How do I find the center of mass of a cone?

any particular reason you can't research that too?

 

take a cross-section though the axis. how would you find the center of mass of the resulting triangle?

 

So did my question not make sense to you? Finding the center of gravity of a cone is exceedingly trivial and you do not need anything but the Pythagorean theorem. You certainly don't need any calculus, although I'm sure there are lots of hard ways to do it if you WANT to do it a hard way.

 

This is a fairly common question:
https://www.physicsforums.com/showthread.php?t=95510

 

So I take it you disagree w/ my statement that you do not need calculus?

 

No, I never said that. To determine the centroid of a general figure, you certainly need Calculus. But, you can then use a formula for a given type of figure- there is a standard formula for the centroid of a cone. Perhaps the OP could just look that up.

 

agreed

 

phinds,
could you elaborate on your method of using only the Pythagorean theorem? I'm not getting it.

 

The center of gravity of a cone is at the exact same spot as the center of the area of a triangle created if you pass a plane through the axis of the cone. Divide that triangle into an upper triangle (I'm thinking of the cone pointing downward) and a lower trapazoid, with the areas of the two being equal. Pythagorous (and an understanding of similar triangles) will give you the rest.

 

I think you are right if you are considering a hollow cone. I was assuming the OP asked about a solid cone, but of course I might be wrong.

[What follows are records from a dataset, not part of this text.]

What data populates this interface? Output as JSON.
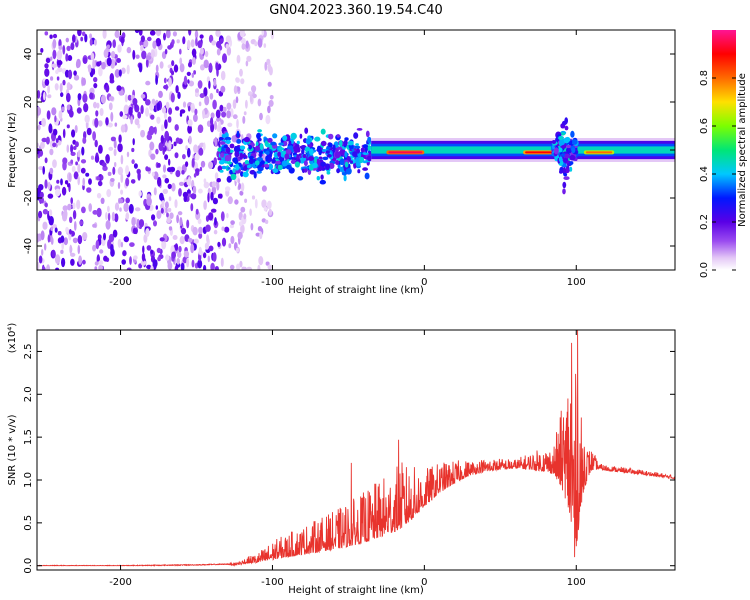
{
  "title": "GN04.2023.360.19.54.C40",
  "colors": {
    "snr_line": "#e8332d",
    "colormap": [
      "#ffffff",
      "#e4c8f6",
      "#9b4cf0",
      "#5a00e6",
      "#0018ff",
      "#00c8ff",
      "#00e676",
      "#7cff00",
      "#ffe000",
      "#ff6a00",
      "#ff0000",
      "#ff1493"
    ]
  },
  "chart_data": [
    {
      "id": "spectrogram",
      "type": "heatmap",
      "title": "GN04.2023.360.19.54.C40",
      "xlabel": "Height of straight line (km)",
      "ylabel": "Frequency (Hz)",
      "xlim": [
        -255,
        165
      ],
      "ylim": [
        -50,
        50
      ],
      "xticks": [
        -200,
        -100,
        0,
        100
      ],
      "yticks": [
        -40,
        -20,
        0,
        20,
        40
      ],
      "xtick_labels": [
        "-200",
        "-100",
        "0",
        "100"
      ],
      "ytick_labels": [
        "-40",
        "-20",
        "0",
        "20",
        "40"
      ],
      "colorbar": {
        "label": "Normalized spectral amplitude",
        "range": [
          0.0,
          1.0
        ],
        "ticks": [
          0.0,
          0.2,
          0.4,
          0.6,
          0.8
        ],
        "tick_labels": [
          "0.0",
          "0.2",
          "0.4",
          "0.6",
          "0.8"
        ]
      },
      "regions": [
        {
          "x_range": [
            -255,
            -130
          ],
          "f_range": [
            -50,
            50
          ],
          "amplitude": 0.1,
          "pattern": "scattered"
        },
        {
          "x_range": [
            -130,
            -100
          ],
          "f_range": [
            -50,
            50
          ],
          "amplitude": 0.05,
          "pattern": "sparse"
        },
        {
          "x_range": [
            -135,
            -35
          ],
          "f_range": [
            -15,
            10
          ],
          "amplitude": 0.3,
          "pattern": "cluster"
        },
        {
          "x_range": [
            -35,
            165
          ],
          "f_range": [
            -5,
            5
          ],
          "amplitude": 0.45,
          "pattern": "band"
        },
        {
          "x_range": [
            -25,
            0
          ],
          "f_range": [
            -2,
            2
          ],
          "amplitude": 0.95,
          "pattern": "core"
        },
        {
          "x_range": [
            65,
            85
          ],
          "f_range": [
            -2,
            2
          ],
          "amplitude": 0.9,
          "pattern": "core"
        },
        {
          "x_range": [
            85,
            100
          ],
          "f_range": [
            -25,
            25
          ],
          "amplitude": 0.3,
          "pattern": "spike"
        },
        {
          "x_range": [
            105,
            125
          ],
          "f_range": [
            -2,
            2
          ],
          "amplitude": 0.8,
          "pattern": "core"
        }
      ]
    },
    {
      "id": "snr",
      "type": "line",
      "xlabel": "Height of straight line (km)",
      "ylabel": "SNR (10 * v/v)",
      "y_multiplier_label": "(x10⁴)",
      "xlim": [
        -255,
        165
      ],
      "ylim": [
        -0.05,
        2.75
      ],
      "xticks": [
        -200,
        -100,
        0,
        100
      ],
      "yticks": [
        0.0,
        0.5,
        1.0,
        1.5,
        2.0,
        2.5
      ],
      "xtick_labels": [
        "-200",
        "-100",
        "0",
        "100"
      ],
      "ytick_labels": [
        "0.0",
        "0.5",
        "1.0",
        "1.5",
        "2.0",
        "2.5"
      ],
      "envelope": {
        "x": [
          -255,
          -200,
          -150,
          -125,
          -110,
          -100,
          -80,
          -60,
          -40,
          -20,
          -10,
          0,
          10,
          20,
          30,
          40,
          50,
          60,
          70,
          80,
          85,
          90,
          95,
          98,
          100,
          102,
          105,
          110,
          120,
          140,
          165
        ],
        "y": [
          0.0,
          0.0,
          0.01,
          0.02,
          0.05,
          0.1,
          0.18,
          0.25,
          0.35,
          0.5,
          0.6,
          0.75,
          0.9,
          1.0,
          1.08,
          1.12,
          1.14,
          1.15,
          1.15,
          1.14,
          1.12,
          1.05,
          0.9,
          0.6,
          0.5,
          0.7,
          1.0,
          1.15,
          1.12,
          1.08,
          1.02
        ]
      },
      "noise": {
        "x": [
          -255,
          -130,
          -110,
          -100,
          -60,
          -30,
          -15,
          0,
          30,
          60,
          85,
          92,
          98,
          103,
          108,
          115,
          165
        ],
        "amplitude": [
          0.005,
          0.005,
          0.05,
          0.1,
          0.2,
          0.3,
          0.35,
          0.2,
          0.08,
          0.05,
          0.15,
          0.5,
          1.1,
          0.5,
          0.15,
          0.03,
          0.02
        ]
      },
      "peaks": [
        {
          "x": -17,
          "y": 1.47
        },
        {
          "x": -48,
          "y": 1.2
        },
        {
          "x": 97,
          "y": 2.6
        },
        {
          "x": 101,
          "y": 2.75
        },
        {
          "x": 99,
          "y": 0.1
        }
      ]
    }
  ]
}
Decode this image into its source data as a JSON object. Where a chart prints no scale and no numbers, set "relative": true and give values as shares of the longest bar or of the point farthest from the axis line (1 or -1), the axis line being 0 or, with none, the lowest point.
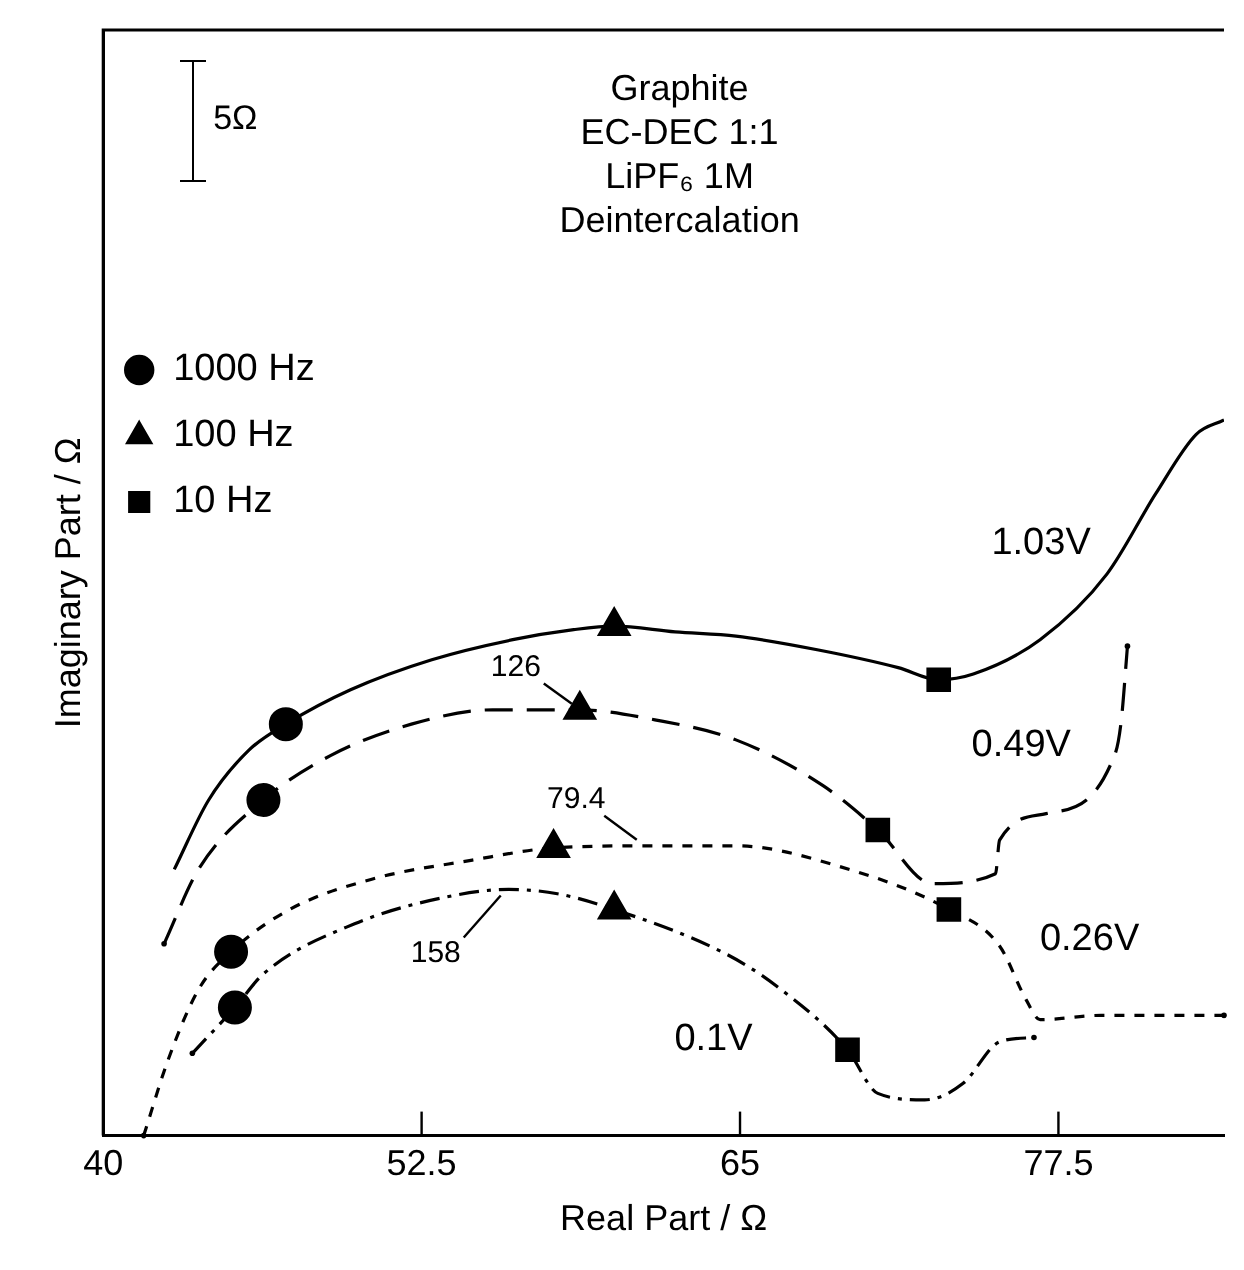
{
  "chart_data": {
    "type": "line",
    "title": "Graphite\nEC-DEC 1:1\nLiPF₆ 1M\nDeintercalation",
    "xlabel": "Real Part / Ω",
    "ylabel": "Imaginary Part / Ω",
    "relative": true,
    "xlim": [
      40,
      84
    ],
    "xticks": [
      40,
      52.5,
      65,
      77.5
    ],
    "grid": false,
    "legend": "top left",
    "annotations": [
      "5Ω",
      {
        "text": "126",
        "x": 58.71,
        "y": 0.595
      },
      {
        "text": "79.4",
        "x": 61.26,
        "y": 0.405
      },
      {
        "text": "158",
        "x": 55.92,
        "y": 0.344
      }
    ],
    "series": [
      {
        "name": "1.03V",
        "line_style": "solid",
        "marker": "none",
        "color": "#000000",
        "x": [
          42.79,
          44.14,
          45.73,
          47.17,
          49.71,
          52.9,
          56.08,
          58.47,
          60.06,
          62.45,
          64.84,
          68.03,
          71.21,
          72.8,
          74.16,
          76.78,
          79.41,
          81.32,
          82.91,
          84
        ],
        "values": [
          0.372,
          0.469,
          0.539,
          0.575,
          0.623,
          0.665,
          0.693,
          0.707,
          0.712,
          0.704,
          0.698,
          0.679,
          0.654,
          0.637,
          0.645,
          0.693,
          0.785,
          0.897,
          0.98,
          1
        ]
      },
      {
        "name": "0.49V",
        "line_style": "dashed",
        "marker": "none",
        "color": "#000000",
        "x": [
          42.39,
          43.74,
          46.29,
          48.92,
          52.1,
          55.29,
          58.71,
          61.66,
          64.84,
          68.26,
          70.41,
          72.56,
          75.03,
          75.19,
          77.02,
          79.73,
          79.97,
          80.21
        ],
        "values": [
          0.268,
          0.372,
          0.469,
          0.531,
          0.575,
          0.595,
          0.595,
          0.581,
          0.553,
          0.489,
          0.427,
          0.352,
          0.366,
          0.413,
          0.45,
          0.534,
          0.581,
          0.684
        ]
      },
      {
        "name": "0.26V",
        "line_style": "dotted",
        "marker": "none",
        "color": "#000000",
        "x": [
          41.59,
          42.55,
          43.74,
          45.02,
          47.32,
          50.51,
          54.49,
          57.68,
          61.66,
          64.84,
          68.82,
          73.2,
          75.19,
          76.23,
          76.78,
          79.17,
          84
        ],
        "values": [
          0,
          0.106,
          0.204,
          0.257,
          0.316,
          0.358,
          0.385,
          0.402,
          0.405,
          0.405,
          0.377,
          0.316,
          0.265,
          0.19,
          0.162,
          0.168,
          0.168
        ]
      },
      {
        "name": "0.1V",
        "line_style": "dashdot",
        "marker": "none",
        "color": "#000000",
        "x": [
          43.5,
          45.17,
          46.29,
          49.87,
          53.69,
          55.92,
          57.83,
          60.06,
          64.44,
          66.43,
          69.22,
          70.41,
          72.25,
          73.76,
          75.19,
          76.54
        ],
        "values": [
          0.115,
          0.179,
          0.226,
          0.296,
          0.335,
          0.344,
          0.338,
          0.316,
          0.254,
          0.209,
          0.12,
          0.059,
          0.05,
          0.073,
          0.131,
          0.137
        ]
      },
      {
        "name": "1000 Hz",
        "type": "scatter",
        "marker": "circle",
        "color": "#000000",
        "x": [
          47.17,
          46.29,
          45.02,
          45.17
        ],
        "values": [
          0.575,
          0.469,
          0.257,
          0.179
        ]
      },
      {
        "name": "100 Hz",
        "type": "scatter",
        "marker": "triangle",
        "color": "#000000",
        "x": [
          60.06,
          58.71,
          57.68,
          60.06
        ],
        "values": [
          0.712,
          0.595,
          0.402,
          0.316
        ]
      },
      {
        "name": "10 Hz",
        "type": "scatter",
        "marker": "square",
        "color": "#000000",
        "x": [
          72.8,
          70.41,
          73.2,
          69.22
        ],
        "values": [
          0.637,
          0.427,
          0.316,
          0.12
        ]
      }
    ]
  }
}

For me, it is not very intuitive that the cross-sectional triangle trick will work if a hollow cone is considered. How did you come to that conclusion?

 

I have no idea why you think the cone should be hollow for this to work; I'm assuming a solid cone. If the upper triangle has the same area as the lower trapezoid then will not the resulting rotated figures have the same volumes?

OH ... oops, maybe they don't

 

LATER: I checked it out and it does work out correctly in this case.

 

The median of an isosceles triangle is H/3 while the CoM of a cone is at H/4. I'm not quite sure how your method works out.

 

I don't know what the median has to do with anything and the CoM of a cone, if I have it right is at H/(1-SQRT(2)) assuming the cone is pointed up

 

But the CoM of the cone is at H/4, assuming the cone is pointed up. There seems to be some miscommunication here. Edit: 1-sqrt(2) isn't even positive.

 

Yeah, sorry about that, got rushed. Meant to say 1-(1/sqrt(2)), or in other words, .707.

I'm running a "stack of disks" computer program just now but seem to have something messed up since instead of .707, or the .75 you say is the right answer, I'm getting .794

Is the center of mass of a cone in a different place than the center of area of a triangle created by intersecting a plane through the axis of the cone? If it is, then I've got it wrong 'cause that's what I'm basing it on.

 

Was your assumption that the CoM of the cone is vertically at the same location of the CoM of the triangle? If so then that's not right. When you rotate the triangle, more weight is prescribed to the larger end, so intuitively the CoM should move towards the larger end.

 

The com of the section area as almost nothing to do with the com of the solid.
For example consider two cubes: the first with volume 1 and the other with volume 8.
The com of the section is at 1/5 the distance from the bigger one; the real com is at 1/9.

If you write the integral you will see that the com of the cone is related to that of the 2d figure which has two parabolas as borders.